References to decades-old computer software are included in the new Brexit agreement, including a description of Netscape Communicator and Mozilla Mail as being "modern" services.
Experts believe officials must have copied and pasted chunks of text from old legislation into the document.
The references are on page 921 of the trade deal, in a section on encryption technology.
It also recommends using systems that are now vulnerable to cyber-attacks.
The text cites "modern e-mail software packages including Outlook, Mozilla Mail as well as Netscape Communicator 4.x."
The latter two are now defunct - the last major release of Netscape Communicator was in 1997.
Just in case you forget what Netscape Communicator 4.0 looked like ... pic.twitter.com/573xNdN3ZH— Prof B Buchanan OBE (@billatnapier) December 26, 2020
The document also recommends using 1024-bit RSA encryption and the SHA-1 hashing algorithm, which are both outdated and vulnerable to cyber-attacks.
"It's clear that something is amiss in the drafting of this treaty, and we'd go so far as to venture the opinion that a tired civil servant simply cut-and-pasted from a late-1990s security document," news site Hackaday commented.

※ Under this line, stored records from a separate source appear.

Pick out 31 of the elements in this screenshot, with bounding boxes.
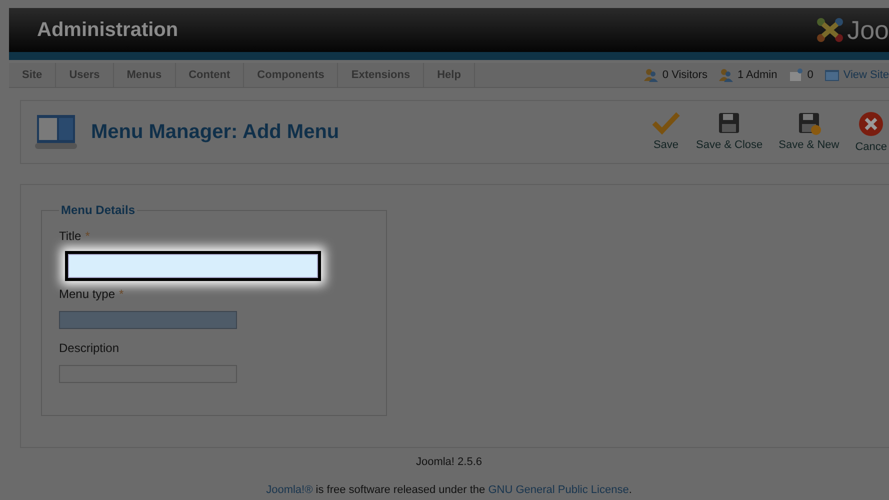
status-text: 0 Visitors: [662, 69, 708, 81]
status-text: 0: [807, 69, 814, 81]
users-icon: [719, 68, 734, 82]
admin-title: Administration: [37, 18, 178, 42]
floppy-plus-icon: [796, 111, 821, 135]
page-title: Menu Manager: Add Menu: [91, 120, 340, 144]
field-label: Title: [59, 229, 82, 243]
toolbar-button[interactable]: Cance: [851, 111, 889, 153]
status-text: 1 Admin: [737, 69, 778, 81]
users-icon: [644, 68, 658, 82]
required-mark: *: [119, 287, 124, 301]
fieldset-legend: Menu Details: [59, 203, 138, 217]
cancel-icon: [858, 111, 884, 137]
required-mark: *: [85, 229, 90, 243]
toolbar-button[interactable]: Save & Close: [692, 111, 767, 153]
view-site-link[interactable]: View Site: [843, 69, 889, 81]
toolbar-button[interactable]: Save & New: [774, 111, 844, 153]
field-label: Menu type: [59, 287, 116, 301]
menu-manager-icon: [35, 113, 77, 151]
toolbar-button[interactable]: Save: [648, 111, 684, 153]
checkmark-icon: [652, 111, 680, 135]
floppy-icon: [717, 111, 742, 135]
mail-icon: [789, 68, 804, 82]
monitor-icon: [825, 70, 840, 80]
license-text: Joomla!® is free software released under the GNU General Public License.: [266, 484, 632, 496]
field-label: Description: [59, 341, 120, 355]
logo-icon: [815, 16, 846, 44]
logo-text: Joo: [847, 16, 889, 44]
version-text: Joomla! 2.5.6: [416, 456, 482, 468]
footer-link[interactable]: Joomla!®: [266, 484, 313, 496]
footer-link[interactable]: GNU General Public License: [488, 484, 629, 496]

Several people have suggested the words were copied from a 2008 EU law, which includes the same text.
Prof Bill Buchanan, a cryptography expert at Edinburgh Napier University, said there was "little excuse" for the outdated references.
"I believe this looks like a standard copy-and-paste of old standards, and with little understanding of the technical details.
"The text is full of acronyms, and it perhaps needs more of a lay person's explanation to define the requirements."
Although SHA-1 and 1024-bit RSA "were a good selection a decade or so ago, they are no longer up to modern security standards," he added.
The Brexit negotiations finally ended on Christmas Eve, with a deal which was more than 1,200 pages long.
Ambassadors from the 27 EU member states have unanimously approved the EU-UK post-Brexit trade deal.
The UK Parliament is expected to approve it on Wednesday, paving the way for it to take effect provisionally on 1 January ahead of a European Parliament vote.
The Home Office said the paragraphs "set out the legally prescribed measures for cooperation."